In January 2016, “Science,” a journal by the American Association for the Advancement of Science, ranked schistosomiasis seventh in a list of 10 shots ranked in order of research and development priority.

The only treatment currently available for schistosomiasis is called praziquantel, Siddiqui said. SchistoShield would be the first vaccination of its kind used specifically to treat the disease.

The SchistoShield vaccine was not created to cure schistosomiasis, Siddiqui said. It’s intended to at least lessen the symptoms.

An estimated 800 million more people are at risk of contracting the infection, he said. If successful, the vaccine could potentially rake in hundreds of thousands of dollars, maybe more.

“We got the patent because we didn’t want other people to make money off is because then people who need it won’t be able to afford it,” Siddiqui said. “We did all that for humanitarian reasons. The vaccine is licensed to a company and we are not going to take a cent in profit.”

He wants to keep the cost affordable for populations that really need the vaccine, he said.

Mitchell said he admires Siddiqui’s choice to decline profit. When asked if HSC would accept any profit in the future, Mitchell didn’t hesitate to say no.

But if any money from the vaccine does make its way to HSC or Siddiqui in the future, it will go specifically toward supporting research at the university, he said.

“We are all very, very proud of Dr. Siddiqui and very excited,” Mitchell said. “This is kind of a capstone for the work he’s been doing.”

Carter said the clinical trials for SchistoShield will include multiple phases and could take several years. He and Siddiqui hope to start them in early 2019.

The process usually takes an average of 20 years from the time a drug enters clinical trials to the time it’s approved, Carter said.

“We’re taking a rapid pass to get licensure,” Carter said told A-J Media via phone.

They hope to receive approval and begin marketing SchistoShield within the next 10 years - assuming the clinical trials are successful.

Siddiqui said the vaccine has shown promise in various animal subjects so he’s optimistic but remains cautiously so.

“In science, you don’t know what’s going to happen,” he said.

He’s been studying schistosomiasis since the 1980s and published his first paper in 1991, he said. The road up to this point hasn’t been easy.

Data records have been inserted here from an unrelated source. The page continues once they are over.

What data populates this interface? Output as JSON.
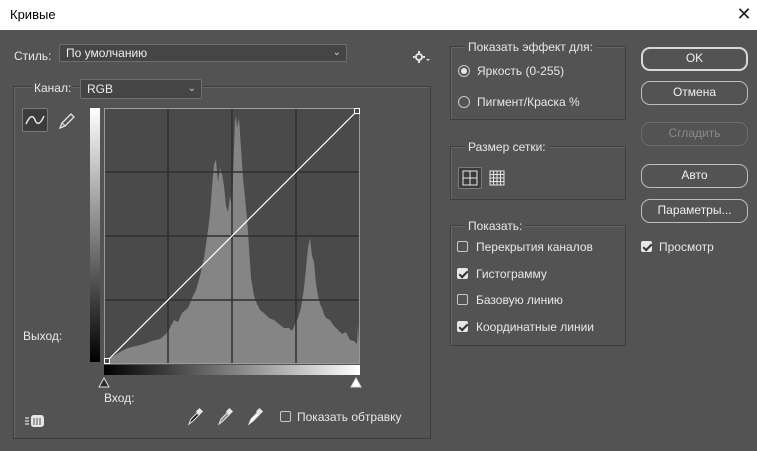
{
  "window": {
    "title": "Кривые",
    "close_glyph": "✕"
  },
  "preset": {
    "label": "Стиль:",
    "value": "По умолчанию"
  },
  "channel": {
    "label": "Канал:",
    "value": "RGB"
  },
  "axes": {
    "output_label": "Выход:",
    "input_label": "Вход:"
  },
  "show_clipping": {
    "label": "Показать обтравку",
    "checked": false
  },
  "show_amount": {
    "legend": "Показать эффект для:",
    "options": [
      {
        "label": "Яркость (0-255)",
        "selected": true
      },
      {
        "label": "Пигмент/Краска %",
        "selected": false
      }
    ]
  },
  "grid_size": {
    "legend": "Размер сетки:"
  },
  "display": {
    "legend": "Показать:",
    "options": [
      {
        "label": "Перекрытия каналов",
        "checked": false
      },
      {
        "label": "Гистограмму",
        "checked": true
      },
      {
        "label": "Базовую линию",
        "checked": false
      },
      {
        "label": "Координатные линии",
        "checked": true
      }
    ]
  },
  "buttons": {
    "ok": "OK",
    "cancel": "Отмена",
    "smooth": "Сгладить",
    "auto": "Авто",
    "options": "Параметры..."
  },
  "preview": {
    "label": "Просмотр",
    "checked": true
  },
  "colors": {
    "accent_line": "#ffffff",
    "histogram": "#858585",
    "graph_bg": "#4a4a4a"
  }
}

Finding funding wasn’t easy, he said. He remembers submitting applications for 17 different grants before he received his first funding. Since then, Siddiqui’s work has been funded through the National Institutes of Health, the Bill & Melinda Gates Foundation and a handful of others.

Siddiqui said he never dreamed his work would lead to this step. He’s thankful to the countless mentors he’s had and he feels a lot of personal satisfaction and hopeful anticipation for the future.

“I’m really very happy that I was able to do it from here and see how it all comes together in the next couple of years. It only took me 27 or 28 years,” he said with a laugh.